|
|
|
|
|
by perfopt
1423 days ago
|
|
This is awesome. One question I have always had - is the research on applying DL for images the most developed compared to other things? Even DL used for audio processing (classification, separation etc) seems to convert audio to spectral graphs and apply DL to that. Changing a problem to be expressed as image inputs will be an advantage when using DL as a solution. Would you agree ? |
|
Take convolutional models, for example. Very effective for working with images because they're (a) parameter efficient, (b) learn local/spatial correlations in input features, and (c) exploit translational invariance. As an oversimplification, we can train models to visually identify "things" in images by their edges.

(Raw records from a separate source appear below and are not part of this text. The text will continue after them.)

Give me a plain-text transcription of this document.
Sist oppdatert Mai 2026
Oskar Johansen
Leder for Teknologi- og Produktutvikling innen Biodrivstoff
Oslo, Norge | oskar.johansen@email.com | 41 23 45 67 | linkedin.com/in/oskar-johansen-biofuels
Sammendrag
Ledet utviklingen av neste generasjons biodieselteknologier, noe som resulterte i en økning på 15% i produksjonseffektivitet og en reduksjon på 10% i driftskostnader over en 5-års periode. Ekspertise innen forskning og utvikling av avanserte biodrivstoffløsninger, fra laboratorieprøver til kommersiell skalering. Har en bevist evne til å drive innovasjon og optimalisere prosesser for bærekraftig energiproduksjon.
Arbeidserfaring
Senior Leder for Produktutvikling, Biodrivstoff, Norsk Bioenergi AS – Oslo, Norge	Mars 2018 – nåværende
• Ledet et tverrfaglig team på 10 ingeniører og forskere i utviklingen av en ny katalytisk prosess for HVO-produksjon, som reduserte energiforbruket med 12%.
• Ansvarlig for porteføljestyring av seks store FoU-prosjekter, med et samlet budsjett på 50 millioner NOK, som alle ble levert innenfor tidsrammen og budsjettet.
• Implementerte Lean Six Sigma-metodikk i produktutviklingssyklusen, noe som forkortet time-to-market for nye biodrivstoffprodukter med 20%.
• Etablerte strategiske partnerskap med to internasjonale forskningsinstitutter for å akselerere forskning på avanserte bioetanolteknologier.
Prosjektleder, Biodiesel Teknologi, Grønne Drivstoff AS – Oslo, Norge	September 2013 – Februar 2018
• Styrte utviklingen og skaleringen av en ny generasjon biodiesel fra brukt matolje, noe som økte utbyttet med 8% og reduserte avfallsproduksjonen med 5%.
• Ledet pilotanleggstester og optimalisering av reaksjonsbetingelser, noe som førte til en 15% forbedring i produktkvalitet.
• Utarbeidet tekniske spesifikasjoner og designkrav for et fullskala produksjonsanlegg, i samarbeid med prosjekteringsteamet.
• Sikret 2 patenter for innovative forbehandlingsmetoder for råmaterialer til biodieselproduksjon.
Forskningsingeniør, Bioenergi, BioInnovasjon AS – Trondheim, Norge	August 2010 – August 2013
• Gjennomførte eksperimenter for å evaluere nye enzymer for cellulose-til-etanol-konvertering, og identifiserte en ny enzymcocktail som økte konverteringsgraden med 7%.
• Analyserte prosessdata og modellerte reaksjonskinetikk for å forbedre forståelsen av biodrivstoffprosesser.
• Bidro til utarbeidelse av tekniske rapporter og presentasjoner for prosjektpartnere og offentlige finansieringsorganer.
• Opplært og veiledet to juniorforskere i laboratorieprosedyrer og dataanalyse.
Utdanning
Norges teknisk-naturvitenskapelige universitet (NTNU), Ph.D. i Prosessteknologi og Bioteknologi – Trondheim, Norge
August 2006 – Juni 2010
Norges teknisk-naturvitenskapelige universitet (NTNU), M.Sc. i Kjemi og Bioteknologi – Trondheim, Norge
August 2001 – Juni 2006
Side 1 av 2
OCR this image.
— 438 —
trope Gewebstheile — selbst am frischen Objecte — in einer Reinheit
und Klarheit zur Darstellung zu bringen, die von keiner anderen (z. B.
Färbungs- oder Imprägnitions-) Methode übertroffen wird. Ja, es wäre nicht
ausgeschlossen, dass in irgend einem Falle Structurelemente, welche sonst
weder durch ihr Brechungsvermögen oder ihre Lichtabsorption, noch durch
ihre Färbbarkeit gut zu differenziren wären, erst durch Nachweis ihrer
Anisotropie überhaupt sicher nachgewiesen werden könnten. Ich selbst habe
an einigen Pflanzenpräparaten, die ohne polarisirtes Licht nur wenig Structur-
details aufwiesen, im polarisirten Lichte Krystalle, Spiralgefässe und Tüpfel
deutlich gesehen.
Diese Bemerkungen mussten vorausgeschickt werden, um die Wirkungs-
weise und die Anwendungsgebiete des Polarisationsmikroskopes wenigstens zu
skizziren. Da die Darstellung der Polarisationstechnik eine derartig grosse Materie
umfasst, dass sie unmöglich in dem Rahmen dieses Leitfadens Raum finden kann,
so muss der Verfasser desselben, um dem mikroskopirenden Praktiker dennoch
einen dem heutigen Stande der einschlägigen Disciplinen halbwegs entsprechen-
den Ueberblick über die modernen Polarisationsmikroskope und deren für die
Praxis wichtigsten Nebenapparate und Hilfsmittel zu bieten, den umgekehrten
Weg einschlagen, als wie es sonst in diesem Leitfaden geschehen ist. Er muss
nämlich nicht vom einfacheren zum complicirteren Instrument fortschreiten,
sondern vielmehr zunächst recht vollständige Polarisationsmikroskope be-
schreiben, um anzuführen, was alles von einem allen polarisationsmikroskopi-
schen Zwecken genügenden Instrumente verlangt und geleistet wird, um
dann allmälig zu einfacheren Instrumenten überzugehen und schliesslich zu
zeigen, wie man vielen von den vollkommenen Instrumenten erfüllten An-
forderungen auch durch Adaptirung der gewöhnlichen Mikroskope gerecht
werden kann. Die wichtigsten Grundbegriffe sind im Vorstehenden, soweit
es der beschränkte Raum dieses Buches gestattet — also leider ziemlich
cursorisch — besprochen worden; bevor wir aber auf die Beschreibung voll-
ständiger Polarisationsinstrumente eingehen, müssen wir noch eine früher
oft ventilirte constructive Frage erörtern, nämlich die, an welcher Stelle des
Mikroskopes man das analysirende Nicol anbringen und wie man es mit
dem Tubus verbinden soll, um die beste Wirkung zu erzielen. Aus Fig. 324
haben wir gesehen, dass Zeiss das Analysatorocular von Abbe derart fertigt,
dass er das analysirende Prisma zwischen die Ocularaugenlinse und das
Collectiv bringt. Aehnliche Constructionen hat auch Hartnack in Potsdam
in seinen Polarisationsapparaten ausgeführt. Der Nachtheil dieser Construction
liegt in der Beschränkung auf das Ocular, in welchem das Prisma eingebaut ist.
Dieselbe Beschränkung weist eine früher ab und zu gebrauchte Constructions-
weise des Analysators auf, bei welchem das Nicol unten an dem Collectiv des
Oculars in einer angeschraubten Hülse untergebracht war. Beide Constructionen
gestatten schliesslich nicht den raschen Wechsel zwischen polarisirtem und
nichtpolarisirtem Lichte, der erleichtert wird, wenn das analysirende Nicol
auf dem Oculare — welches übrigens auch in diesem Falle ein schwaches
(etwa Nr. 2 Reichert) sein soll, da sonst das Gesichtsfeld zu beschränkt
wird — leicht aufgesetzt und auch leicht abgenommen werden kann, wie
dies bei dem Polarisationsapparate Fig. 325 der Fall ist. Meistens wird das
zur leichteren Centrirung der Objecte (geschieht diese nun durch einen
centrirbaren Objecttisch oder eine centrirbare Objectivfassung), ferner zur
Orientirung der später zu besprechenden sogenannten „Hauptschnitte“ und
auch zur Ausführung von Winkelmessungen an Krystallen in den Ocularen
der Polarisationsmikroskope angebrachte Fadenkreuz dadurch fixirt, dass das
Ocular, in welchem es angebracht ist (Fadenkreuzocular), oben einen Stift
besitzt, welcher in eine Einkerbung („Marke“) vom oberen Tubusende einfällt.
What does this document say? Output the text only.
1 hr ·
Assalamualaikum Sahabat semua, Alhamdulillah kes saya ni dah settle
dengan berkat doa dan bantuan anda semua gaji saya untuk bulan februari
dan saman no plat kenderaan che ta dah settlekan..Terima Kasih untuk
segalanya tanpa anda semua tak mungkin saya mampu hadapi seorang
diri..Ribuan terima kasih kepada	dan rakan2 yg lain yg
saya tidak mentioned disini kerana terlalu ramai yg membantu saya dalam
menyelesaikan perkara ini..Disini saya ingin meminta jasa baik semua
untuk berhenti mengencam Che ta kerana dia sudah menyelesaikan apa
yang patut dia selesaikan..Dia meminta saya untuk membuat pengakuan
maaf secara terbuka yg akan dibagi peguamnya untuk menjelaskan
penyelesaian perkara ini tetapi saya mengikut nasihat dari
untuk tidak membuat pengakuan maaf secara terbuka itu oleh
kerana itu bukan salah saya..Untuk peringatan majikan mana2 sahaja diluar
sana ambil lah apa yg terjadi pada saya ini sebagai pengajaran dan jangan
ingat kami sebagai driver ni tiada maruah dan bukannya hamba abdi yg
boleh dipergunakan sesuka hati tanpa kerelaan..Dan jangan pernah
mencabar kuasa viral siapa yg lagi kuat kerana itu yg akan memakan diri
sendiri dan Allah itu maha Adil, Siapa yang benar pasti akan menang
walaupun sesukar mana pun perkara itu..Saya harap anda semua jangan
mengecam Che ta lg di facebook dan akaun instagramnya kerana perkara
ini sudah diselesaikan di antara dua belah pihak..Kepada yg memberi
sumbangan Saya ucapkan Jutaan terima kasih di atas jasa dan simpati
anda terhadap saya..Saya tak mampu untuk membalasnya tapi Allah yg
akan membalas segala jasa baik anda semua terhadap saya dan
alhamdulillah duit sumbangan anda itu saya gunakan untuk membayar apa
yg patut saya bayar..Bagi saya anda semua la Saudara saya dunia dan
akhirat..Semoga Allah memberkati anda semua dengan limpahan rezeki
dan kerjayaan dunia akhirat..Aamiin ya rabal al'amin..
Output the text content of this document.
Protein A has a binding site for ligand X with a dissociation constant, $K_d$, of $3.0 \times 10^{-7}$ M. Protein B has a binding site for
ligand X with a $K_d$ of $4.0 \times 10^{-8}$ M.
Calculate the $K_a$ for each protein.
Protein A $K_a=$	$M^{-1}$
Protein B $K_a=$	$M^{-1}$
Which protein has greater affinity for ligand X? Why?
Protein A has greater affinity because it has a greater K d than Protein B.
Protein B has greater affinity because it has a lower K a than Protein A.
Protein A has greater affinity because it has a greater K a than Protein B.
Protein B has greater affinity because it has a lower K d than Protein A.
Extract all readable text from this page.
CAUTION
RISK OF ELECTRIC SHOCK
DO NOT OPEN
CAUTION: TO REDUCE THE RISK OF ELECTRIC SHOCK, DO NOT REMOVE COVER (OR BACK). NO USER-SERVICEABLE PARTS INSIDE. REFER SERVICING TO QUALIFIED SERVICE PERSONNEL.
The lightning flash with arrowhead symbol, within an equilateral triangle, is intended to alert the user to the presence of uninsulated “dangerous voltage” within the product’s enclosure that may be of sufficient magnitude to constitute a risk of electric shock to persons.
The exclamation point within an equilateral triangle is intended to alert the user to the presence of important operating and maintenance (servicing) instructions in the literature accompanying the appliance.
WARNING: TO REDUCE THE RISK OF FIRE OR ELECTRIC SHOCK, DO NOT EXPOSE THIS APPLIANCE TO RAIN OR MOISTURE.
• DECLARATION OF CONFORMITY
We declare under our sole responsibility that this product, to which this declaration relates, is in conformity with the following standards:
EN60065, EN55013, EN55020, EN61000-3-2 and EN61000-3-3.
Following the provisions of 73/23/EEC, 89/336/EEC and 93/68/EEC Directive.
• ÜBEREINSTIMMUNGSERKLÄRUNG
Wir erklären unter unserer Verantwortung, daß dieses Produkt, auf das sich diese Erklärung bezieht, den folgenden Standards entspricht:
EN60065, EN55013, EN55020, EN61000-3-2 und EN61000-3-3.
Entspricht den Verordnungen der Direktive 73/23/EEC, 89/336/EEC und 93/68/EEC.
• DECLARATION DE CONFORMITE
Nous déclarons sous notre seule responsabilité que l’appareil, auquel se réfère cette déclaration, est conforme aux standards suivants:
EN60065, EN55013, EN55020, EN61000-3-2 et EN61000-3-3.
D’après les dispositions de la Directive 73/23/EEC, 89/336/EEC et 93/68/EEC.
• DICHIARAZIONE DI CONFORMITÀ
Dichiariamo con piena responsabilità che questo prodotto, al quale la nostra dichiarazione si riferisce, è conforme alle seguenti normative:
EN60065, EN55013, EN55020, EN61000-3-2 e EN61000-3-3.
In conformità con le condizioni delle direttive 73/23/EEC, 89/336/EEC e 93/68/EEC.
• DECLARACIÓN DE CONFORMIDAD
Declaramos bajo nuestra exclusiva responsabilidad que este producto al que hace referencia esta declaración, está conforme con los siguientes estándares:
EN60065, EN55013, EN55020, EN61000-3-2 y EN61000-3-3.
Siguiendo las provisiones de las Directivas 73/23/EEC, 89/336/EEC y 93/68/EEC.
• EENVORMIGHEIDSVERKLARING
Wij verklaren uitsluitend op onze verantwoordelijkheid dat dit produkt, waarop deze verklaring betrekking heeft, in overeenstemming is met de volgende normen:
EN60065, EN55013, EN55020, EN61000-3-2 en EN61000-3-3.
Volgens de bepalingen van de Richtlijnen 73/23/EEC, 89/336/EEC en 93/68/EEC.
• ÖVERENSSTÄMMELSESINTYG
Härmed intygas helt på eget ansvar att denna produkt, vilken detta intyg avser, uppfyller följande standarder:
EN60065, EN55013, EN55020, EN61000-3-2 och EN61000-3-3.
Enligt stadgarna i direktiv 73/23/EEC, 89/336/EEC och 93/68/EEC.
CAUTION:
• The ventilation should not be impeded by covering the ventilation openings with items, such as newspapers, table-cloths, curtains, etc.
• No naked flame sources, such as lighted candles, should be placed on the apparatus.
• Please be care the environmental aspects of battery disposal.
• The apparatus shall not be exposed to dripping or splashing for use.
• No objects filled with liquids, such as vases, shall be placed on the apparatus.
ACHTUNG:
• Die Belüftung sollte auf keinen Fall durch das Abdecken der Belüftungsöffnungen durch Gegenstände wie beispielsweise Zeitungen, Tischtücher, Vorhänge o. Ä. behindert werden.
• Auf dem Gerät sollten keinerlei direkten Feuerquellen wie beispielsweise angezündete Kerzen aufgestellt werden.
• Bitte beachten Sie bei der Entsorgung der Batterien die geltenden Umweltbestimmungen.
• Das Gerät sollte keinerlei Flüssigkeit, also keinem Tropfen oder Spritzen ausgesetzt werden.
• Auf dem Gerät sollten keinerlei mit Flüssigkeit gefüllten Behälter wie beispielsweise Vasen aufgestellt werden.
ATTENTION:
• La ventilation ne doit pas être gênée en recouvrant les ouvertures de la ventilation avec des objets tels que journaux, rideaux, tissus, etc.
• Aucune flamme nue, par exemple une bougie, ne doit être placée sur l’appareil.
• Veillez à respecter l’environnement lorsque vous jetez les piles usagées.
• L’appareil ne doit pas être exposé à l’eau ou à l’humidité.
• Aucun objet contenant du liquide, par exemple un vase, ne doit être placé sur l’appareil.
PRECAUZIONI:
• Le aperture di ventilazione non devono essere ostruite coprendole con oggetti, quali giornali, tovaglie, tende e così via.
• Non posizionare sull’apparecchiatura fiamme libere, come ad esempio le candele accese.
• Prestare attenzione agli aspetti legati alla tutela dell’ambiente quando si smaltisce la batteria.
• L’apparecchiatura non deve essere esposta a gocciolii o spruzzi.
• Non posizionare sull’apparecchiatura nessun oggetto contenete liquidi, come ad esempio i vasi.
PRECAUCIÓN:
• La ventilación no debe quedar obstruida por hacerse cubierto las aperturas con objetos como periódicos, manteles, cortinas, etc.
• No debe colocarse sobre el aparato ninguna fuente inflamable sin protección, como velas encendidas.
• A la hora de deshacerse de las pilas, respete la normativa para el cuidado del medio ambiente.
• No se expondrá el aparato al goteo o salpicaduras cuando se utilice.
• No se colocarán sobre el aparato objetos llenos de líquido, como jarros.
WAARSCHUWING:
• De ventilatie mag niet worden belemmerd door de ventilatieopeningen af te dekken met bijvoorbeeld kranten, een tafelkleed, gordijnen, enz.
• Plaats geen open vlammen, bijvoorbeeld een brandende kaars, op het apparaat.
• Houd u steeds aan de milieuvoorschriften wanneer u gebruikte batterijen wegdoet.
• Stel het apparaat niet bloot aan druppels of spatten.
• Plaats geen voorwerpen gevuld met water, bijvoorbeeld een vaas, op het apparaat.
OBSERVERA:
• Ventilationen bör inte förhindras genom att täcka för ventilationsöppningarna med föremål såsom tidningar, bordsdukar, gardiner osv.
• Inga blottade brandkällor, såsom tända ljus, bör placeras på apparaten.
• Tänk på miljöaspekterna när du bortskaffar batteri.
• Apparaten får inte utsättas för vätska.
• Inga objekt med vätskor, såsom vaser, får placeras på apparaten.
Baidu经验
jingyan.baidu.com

If you think about what's going on with an audio spectrogram, you can see the same concepts at work. There's local/spatial correlation - certain sounds tend to have similar power coefficients in similar frequency buckets. These are also correlated in time (because the pitch envelope of the word "yes" tends to have the same shape), and convolutional models can also exploit time-invariance (in the sense that convolutional models can learn the word "yes" from samples where the word appears with varying amounts of silence to the left and right).
That being said, the addition of the time domain makes audio quite hard to work with, and (usually) not as simple as just running a spectrogram through a vanilla image classification model. But it's definitely enlightening to think about how these models are "learning".